Le conservateur (sur scène, qui commente) – Et voilà. Misère !
Louise – Cette histoire de syndic, c’est... C’est la folie ce truc ! Si ça se trouve il existe encore, je me dis... et y a ce dossier de dingue ici... C’est la folie... Il faudrait les retrouver. Lire leurs archives à eux. Je me mets à faire les cent pas assez rapidement. Je me dis que ça ne coûte pas grand-chose de chercher un peu. Ça, c’est déjà une piste de quelque chose. S’il y a un nom qui revient, c’est un sujet de recherche. C’est une piste. Un bout de piste. Tout petit. Je me remets à marcher. En même temps, tu vas les contacter et tu vas leur dire quoi ? Je me dis qu’on s’en fout. Que je verrai bien. Je me remets à faire les cent pas, plus rapidement. Et puis je m’arrête. Je prends le téléphone.
Le conservateur – Elle téléphone maintenant ! Qui a mis un téléphone dans son bureau ?

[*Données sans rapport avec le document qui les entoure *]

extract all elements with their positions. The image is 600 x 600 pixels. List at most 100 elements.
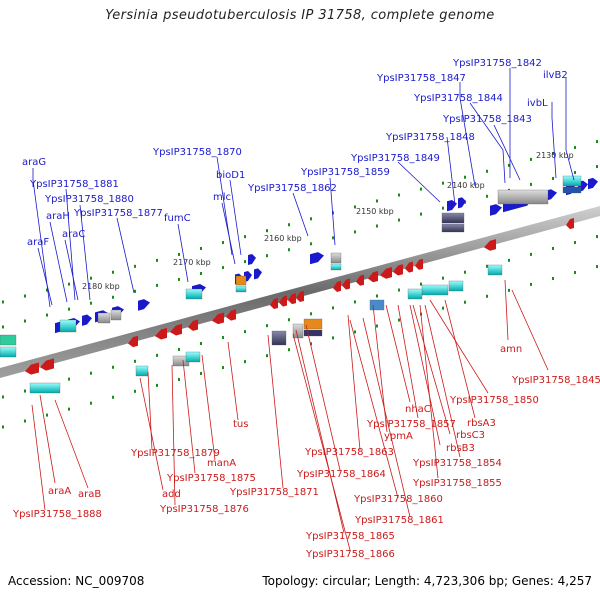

Louise – Je compose le numéro des renseignements en me disant que sûrement Le syndic Jouveau n’existe plus. Ou alors qu’il n’est pas à Paris, que je ne trouverai pas le numéro. Bref, que ça ne sert à rien. Tant pis. Tant pis. Tenter. Je compose le numéro. Quand même. Le cadran tourne et il faut attendre qu’il revienne au point de départ pour faire le suivant. Je pense que je ne trouverai pas. On me répond. Je demande les coordonnées du syndic Jouveau en me disant que ça ne sert à rien. J’ai le nom mais je n’ai pas d’adresse. J’attends un peu en me demandant où ça peut bien me mener tout ça. Non, je ne me le demande pas. Parce que si je me le demande, j’arrêterai. Je n’ai aucune raison d’appeler ni de m’intéresser à ce syndic. Non aucune. Juste de la curiosité.
Le conservateur – Du sentimentalisme, je rectifie.
Louise – Bref, on finit par me répondre. On me donne l’adresse du syndic Jouveau. Il existe donc toujours. Il est à Paris. On me donne le numéro de téléphone. Mais je ne vais pas appeler. Je vais y aller directement, de toute façon, ce n’est pas loin.